Brian rubbed at the river rock in his hand. It was gray with small specks of white and smooth from eons of wear. He wondered which mountain it came from, how long it had been part of the Earth. He gave it a side-arm toss and watched it skip across the shallow river before being swallowed by the water.
“Would ya goddamn stop already?” Bob said. He flipped his fly pole back and forth with skill. Small rings rippled out from where his lure landed. “It’s hard enough catching fish as it is. I don’t need you throwing stones in the water and scaring them away.”
Brian swatted another mosquito on his neck. “Fishing sucks. You know I hate it. Why did you drag me all the way out here?”
“Why’d ya come?” Bob growled back. He spit into the slow-moving water as he cast his fly again. The phlegm drifted past Brian with a twirl. “Oh yeah, that’s right. Because you want my damned money. That’s how you managed to crawl from your city apartment and risk your soulless-self to the horrors of nature. Money.”
Brian looked at his father with an empty expression. He’d never seen his old man like this. The midday sun cut harsh shadows across his grizzled face. The cigar in his mouth was obnoxious and reminded Brian of the power plant smoke stacks he’d driven by on his way to the river. And still, his father made no eye contact with him. His eyes remained on the real task at hand, the fishing-fly. The fuzzy fly caught an updraft of breeze and flew far enough to land in a still corner of the river. The mouth holding the cigar smiled.
“You could just give it all to Mom,” Brian said.
“I’d rather see my faggot son get my money before that whore,” Bob said.
Brian grabbed another rock and squeezed it in his hand. “Wow, Dad, that’s great. I didn’t know you could exercise moral-relativity.”
Bob glared at the river and huffed more smoke. No fish seemed interested in taking the bait. A small gust of wind tore golden leaves from the trees. Brian watched the dead leaves turn to dried ships and float along with the current.

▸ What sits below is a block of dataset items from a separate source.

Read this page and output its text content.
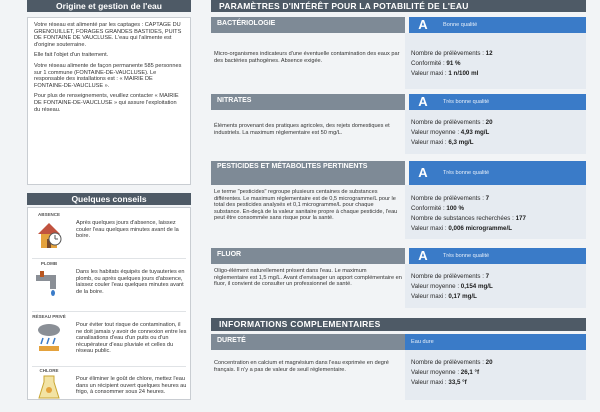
Origine et gestion de l'eau

Votre réseau est alimenté par les captages : CAPTAGE DU GRENOUILLET, FORAGES GRANDES BASTIDES, PUITS DE FONTAINE DE VAUCLUSE. L'eau qui l'alimente est d'origine souterraine.

Elle fait l'objet d'un traitement.

Votre réseau alimente de façon permanente 585 personnes sur 1 commune (FONTAINE-DE-VAUCLUSE). Le responsable des installations est : « MAIRIE DE FONTAINE-DE-VAUCLUSE ».

Pour plus de renseignements, veuillez contacter « MAIRIE DE FONTAINE-DE-VAUCLUSE » qui assure l'exploitation du réseau.

Quelques conseils
ABSENCE
Après quelques jours d'absence, laissez couler l'eau quelques minutes avant de la boire.
PLOMB
Dans les habitats équipés de tuyauteries en plomb, ou après quelques jours d'absence, laissez couler l'eau quelques minutes avant de la boire.
RÉSEAU PRIVÉ
Pour éviter tout risque de contamination, il ne doit jamais y avoir de connexion entre les canalisations d'eau d'un puits ou d'un récupérateur d'eau pluviale et celles du réseau public.
CHLORE
Pour éliminer le goût de chlore, mettez l'eau dans un récipient ouvert quelques heures au frigo, à consommer sous 24 heures.
PARAMÈTRES D'INTÉRÊT POUR LA POTABILITÉ DE L'EAU
BACTÉRIOLOGIE	A	Bonne qualité
Micro-organismes indicateurs d'une éventuelle contamination des eaux par des bactéries pathogènes. Absence exigée.
Nombre de prélèvements : 12
Conformité : 91 %
Valeur maxi : 1 n/100 ml
NITRATES	A	Très bonne qualité
Éléments provenant des pratiques agricoles, des rejets domestiques et industriels. La maximum réglementaire est 50 mg/L.
Nombre de prélèvements : 20
Valeur moyenne : 4,93 mg/L
Valeur maxi : 6,3 mg/L
PESTICIDES ET MÉTABOLITES PERTINENTS	A	Très bonne qualité
Le terme "pesticides" regroupe plusieurs centaines de substances différentes. Le maximum réglementaire est de 0,5 microgramme/L pour le total des pesticides analysés et 0,1 microgramme/L pour chaque substance. En-deçà de la valeur sanitaire propre à chaque pesticide, l'eau peut être consommée sans risque pour la santé.
Nombre de prélèvements : 7
Conformité : 100 %
Nombre de substances recherchées : 177
Valeur maxi : 0,006 microgramme/L
FLUOR	A	Très bonne qualité
Oligo-élément naturellement présent dans l'eau. Le maximum réglementaire est 1,5 mg/L. Avant d'envisager un apport complémentaire en fluor, il convient de consulter un professionnel de santé.
Nombre de prélèvements : 7
Valeur moyenne : 0,154 mg/L
Valeur maxi : 0,17 mg/L
INFORMATIONS COMPLEMENTAIRES
DURETÉ	Eau dure
Concentration en calcium et magnésium dans l'eau exprimée en degré français. Il n'y a pas de valeur de seuil réglementaire.
Nombre de prélèvements : 20
Valeur moyenne : 26,1 °f
Valeur maxi : 33,5 °f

“There’s still a chance for you,” Bob said. “You could still turn out right.”
Brian skipped the rock across the glassy water to the bend where the floating fly awaited. “Did you ever love us, Dad? Either of us?”
Bob sighed thick smoke and flicked the rod in his hand. “You were alright for a few years, back when you played ball.”
“That’s it?” Brian asked.
“That’s about it,” Bob said.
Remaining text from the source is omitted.